In this post I thought I would talk about my experience of getting a social security card as a US immigrant and non US citizen, once I had arrived in the USA on my K1 Fiance Visa. After all my troubles with trying to open a non US citizen bank account, I will not pretend that I was not a little nervous about trying to jump another bureaucratic hurdle. But a US Social Security Card is essential in America for many things: the social security card itself can be used as proof of ID, plus you need the Social Security Number (SSN) that comes with it too.
The closest thing to a US Social Security Number in the UK, where I am from, is the National Insurance number. However, we only generally use that for work, tax, and claiming benefits in Britain. As I mentioned, you need a US Social Security Card and Social Security Number (SSN) for all sorts of things in America. In the UK, you often have to use your passport as I.D. and occasionally your driving license as I.D. In the USA, your Social Security Card and Driving License are requested constantly for I.D. purposes and there is no assumption that you have a passport (many Americans don’t have passports).
How do I get a social security card?
You need to find out where your local social security office is. If you are unsure, look it up on the internet. I went down to my local social security office with my wife shortly after getting married in Florida. There was no appointment system, we were told just to turn up and join the queue. I took along some I.D.: my passport with the I-94 in it and my marriage license. I also took along a social security form applying for a US social security card and SSN that I had filled out in advance. The Social Security Office had a lot of similarities with its British equivalent - if you have ever had to make a claim for unemployment or another welfare benefit, you probably won’t be phased by the experience, a waiting room full of bored and demoralized people kept waiting for a long period of time. The only major difference from Britain was that we were checked over for guns by the security guard on the way in.

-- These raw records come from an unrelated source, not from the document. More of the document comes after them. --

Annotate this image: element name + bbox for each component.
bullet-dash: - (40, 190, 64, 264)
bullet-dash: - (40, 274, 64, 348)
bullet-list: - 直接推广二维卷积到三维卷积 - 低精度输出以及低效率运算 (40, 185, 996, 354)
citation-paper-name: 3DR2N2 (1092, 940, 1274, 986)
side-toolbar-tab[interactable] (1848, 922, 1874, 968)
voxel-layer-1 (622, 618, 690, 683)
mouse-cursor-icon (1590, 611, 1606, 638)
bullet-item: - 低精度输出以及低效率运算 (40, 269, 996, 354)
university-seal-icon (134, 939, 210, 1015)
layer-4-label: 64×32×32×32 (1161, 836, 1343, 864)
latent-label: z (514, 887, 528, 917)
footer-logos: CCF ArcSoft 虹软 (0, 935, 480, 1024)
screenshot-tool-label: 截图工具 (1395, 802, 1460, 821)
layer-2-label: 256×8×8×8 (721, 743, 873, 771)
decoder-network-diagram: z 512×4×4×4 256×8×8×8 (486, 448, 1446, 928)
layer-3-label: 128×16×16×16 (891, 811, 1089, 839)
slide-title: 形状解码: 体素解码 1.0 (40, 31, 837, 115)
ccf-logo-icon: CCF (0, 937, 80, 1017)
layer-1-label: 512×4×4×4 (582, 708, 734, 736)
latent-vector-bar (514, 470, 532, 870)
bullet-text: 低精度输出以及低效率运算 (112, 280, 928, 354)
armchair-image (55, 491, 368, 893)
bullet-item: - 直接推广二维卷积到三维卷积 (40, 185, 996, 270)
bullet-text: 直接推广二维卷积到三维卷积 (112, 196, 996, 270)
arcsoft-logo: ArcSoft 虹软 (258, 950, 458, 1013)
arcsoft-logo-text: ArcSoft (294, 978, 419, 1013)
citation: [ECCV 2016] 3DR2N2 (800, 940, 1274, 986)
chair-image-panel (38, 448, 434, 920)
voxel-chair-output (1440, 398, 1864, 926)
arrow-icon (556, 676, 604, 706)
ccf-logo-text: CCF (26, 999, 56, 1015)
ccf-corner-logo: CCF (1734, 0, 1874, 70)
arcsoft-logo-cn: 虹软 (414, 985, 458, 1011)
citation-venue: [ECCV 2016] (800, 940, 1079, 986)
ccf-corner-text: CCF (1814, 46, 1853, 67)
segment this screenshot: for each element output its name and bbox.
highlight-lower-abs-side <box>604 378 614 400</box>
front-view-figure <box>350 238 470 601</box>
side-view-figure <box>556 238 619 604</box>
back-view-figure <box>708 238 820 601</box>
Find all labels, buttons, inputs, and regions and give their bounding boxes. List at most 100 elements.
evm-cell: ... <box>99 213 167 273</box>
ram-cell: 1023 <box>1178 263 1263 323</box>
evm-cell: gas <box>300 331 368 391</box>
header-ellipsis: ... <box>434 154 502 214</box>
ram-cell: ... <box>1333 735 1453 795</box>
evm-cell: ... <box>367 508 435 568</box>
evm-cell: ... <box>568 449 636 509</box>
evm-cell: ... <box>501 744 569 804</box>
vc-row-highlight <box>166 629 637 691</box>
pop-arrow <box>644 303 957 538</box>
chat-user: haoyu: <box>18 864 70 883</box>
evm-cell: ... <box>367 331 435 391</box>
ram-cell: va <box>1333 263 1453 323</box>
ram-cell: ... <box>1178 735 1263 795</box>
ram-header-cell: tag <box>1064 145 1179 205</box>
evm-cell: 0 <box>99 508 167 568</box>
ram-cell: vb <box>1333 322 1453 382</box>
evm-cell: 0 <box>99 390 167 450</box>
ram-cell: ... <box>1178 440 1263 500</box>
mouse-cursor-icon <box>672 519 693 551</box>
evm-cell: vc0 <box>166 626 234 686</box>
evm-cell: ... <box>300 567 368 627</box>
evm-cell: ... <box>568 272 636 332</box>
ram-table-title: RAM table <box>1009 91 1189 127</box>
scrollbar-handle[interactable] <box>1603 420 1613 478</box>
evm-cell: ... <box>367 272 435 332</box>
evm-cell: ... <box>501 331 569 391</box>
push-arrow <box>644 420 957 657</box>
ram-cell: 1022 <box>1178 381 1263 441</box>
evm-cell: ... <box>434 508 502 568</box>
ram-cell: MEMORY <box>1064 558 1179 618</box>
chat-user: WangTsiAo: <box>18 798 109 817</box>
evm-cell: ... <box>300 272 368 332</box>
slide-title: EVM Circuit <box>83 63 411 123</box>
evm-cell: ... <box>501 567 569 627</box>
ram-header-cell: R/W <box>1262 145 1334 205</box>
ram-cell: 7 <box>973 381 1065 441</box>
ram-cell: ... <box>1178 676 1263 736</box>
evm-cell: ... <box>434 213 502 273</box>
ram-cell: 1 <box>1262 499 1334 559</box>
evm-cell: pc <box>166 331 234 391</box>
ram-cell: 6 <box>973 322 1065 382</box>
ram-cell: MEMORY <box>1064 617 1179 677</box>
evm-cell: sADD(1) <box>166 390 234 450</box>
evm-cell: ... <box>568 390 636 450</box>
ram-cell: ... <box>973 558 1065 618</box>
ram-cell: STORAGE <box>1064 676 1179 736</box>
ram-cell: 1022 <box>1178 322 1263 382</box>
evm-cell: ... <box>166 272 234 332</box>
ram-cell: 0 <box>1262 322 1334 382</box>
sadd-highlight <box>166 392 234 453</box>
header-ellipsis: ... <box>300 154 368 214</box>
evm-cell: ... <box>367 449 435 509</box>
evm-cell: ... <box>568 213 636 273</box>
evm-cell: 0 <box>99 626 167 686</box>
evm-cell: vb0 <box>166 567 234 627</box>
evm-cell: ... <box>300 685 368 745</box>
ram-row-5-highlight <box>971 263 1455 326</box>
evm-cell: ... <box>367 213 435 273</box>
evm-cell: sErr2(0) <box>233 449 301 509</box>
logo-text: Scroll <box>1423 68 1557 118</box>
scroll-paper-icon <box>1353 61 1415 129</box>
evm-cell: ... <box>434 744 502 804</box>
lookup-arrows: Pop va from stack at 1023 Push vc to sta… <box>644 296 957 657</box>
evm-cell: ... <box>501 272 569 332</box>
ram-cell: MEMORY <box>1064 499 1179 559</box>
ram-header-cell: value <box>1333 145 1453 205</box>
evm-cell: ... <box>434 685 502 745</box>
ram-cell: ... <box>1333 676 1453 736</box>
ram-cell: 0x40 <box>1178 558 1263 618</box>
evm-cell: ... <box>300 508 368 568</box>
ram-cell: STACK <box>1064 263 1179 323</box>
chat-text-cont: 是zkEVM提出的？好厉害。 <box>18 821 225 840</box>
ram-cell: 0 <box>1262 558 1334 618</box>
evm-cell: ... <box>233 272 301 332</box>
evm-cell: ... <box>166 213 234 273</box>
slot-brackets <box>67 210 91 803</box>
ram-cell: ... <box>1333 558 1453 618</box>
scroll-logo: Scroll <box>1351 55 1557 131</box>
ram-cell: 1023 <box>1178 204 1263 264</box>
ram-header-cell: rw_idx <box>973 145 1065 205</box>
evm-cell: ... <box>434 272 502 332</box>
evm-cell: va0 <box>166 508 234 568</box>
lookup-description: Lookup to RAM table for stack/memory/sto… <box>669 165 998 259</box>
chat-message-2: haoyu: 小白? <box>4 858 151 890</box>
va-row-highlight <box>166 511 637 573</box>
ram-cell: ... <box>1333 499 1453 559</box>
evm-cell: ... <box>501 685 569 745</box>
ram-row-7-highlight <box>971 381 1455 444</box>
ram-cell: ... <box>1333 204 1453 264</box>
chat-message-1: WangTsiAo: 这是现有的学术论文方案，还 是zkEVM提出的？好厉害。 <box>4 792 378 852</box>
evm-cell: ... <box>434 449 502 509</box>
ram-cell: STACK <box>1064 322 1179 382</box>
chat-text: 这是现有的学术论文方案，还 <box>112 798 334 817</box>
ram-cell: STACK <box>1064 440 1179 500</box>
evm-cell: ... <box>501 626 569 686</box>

Eventually we were seen by one of the ladies at a hatch. She dealt with my case efficiently and I was told that I would receive my card in about 2 weeks, which turned out to be an accurate. My social security card was a standard one, apart from it stating on the front that it was "Valid for Work with DHS Authorization Only". This was because I didn’t have a US green card or EAD. Once you get your work authorization documents, you can go back to the social security office and they will swap your social security card for one without the legend on it (you need a US green card or EAD). The SSN stays the same. Unlike most of the K1 Fiance visa stuff, the social security process was completely free at every stage.